Western and Eastern Rambles: Travel Sketches of Nova Scotia
Joseph Howe was not yet a prominent politician in 1828 but he was already developing a deep interest in the political institutions of Nova Scotia, and his love of the land and its people was innate. In that year he began publishing, in the Novascotian of which he was then editor, a series of sketches which form a literary composite of his business trips around the province, from Halifax to Digby in the west and Guysborough in the east. In these Rambles he put aside his professional preoccupations and spoke as an observer bent on recording his impressions of the landscapes, settlements, people, and character of his native province. He wrote as an urbanely perceptive editor, running the gamut for ecstatic celebration of provincial beauties and virtues to criticism, direct or oblique, of provincial shortcomings and foibles. His youthful energy and immensely attractive enthusiasm are apparent on every page.

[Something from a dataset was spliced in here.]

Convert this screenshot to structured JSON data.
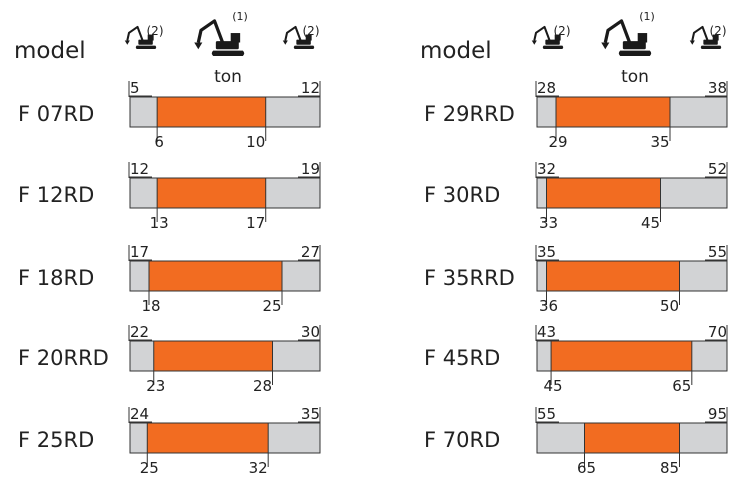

The sketches furnish a first-hand account of the Nova Scotian countryside as it was nearly a century and a half ago. They reveal a deeply involved insider's interpretation of provincial life, and something of the attitudes, interests, tastes, and literary talents of a famous person known directly to most people only through the more formal modes of political speech and public letter. Any well-written account of colonial times is of interest and value to a nation involved in an ever deepening study of its past; when the author happens to be Joseph Howe, a man of unusual perception and distinction, the account assumes more than ordinary stature. Howe's non-political writing has been unduly neglected. The rescue of the Rambles from the dusty files of the Novascotian will help to right the balance.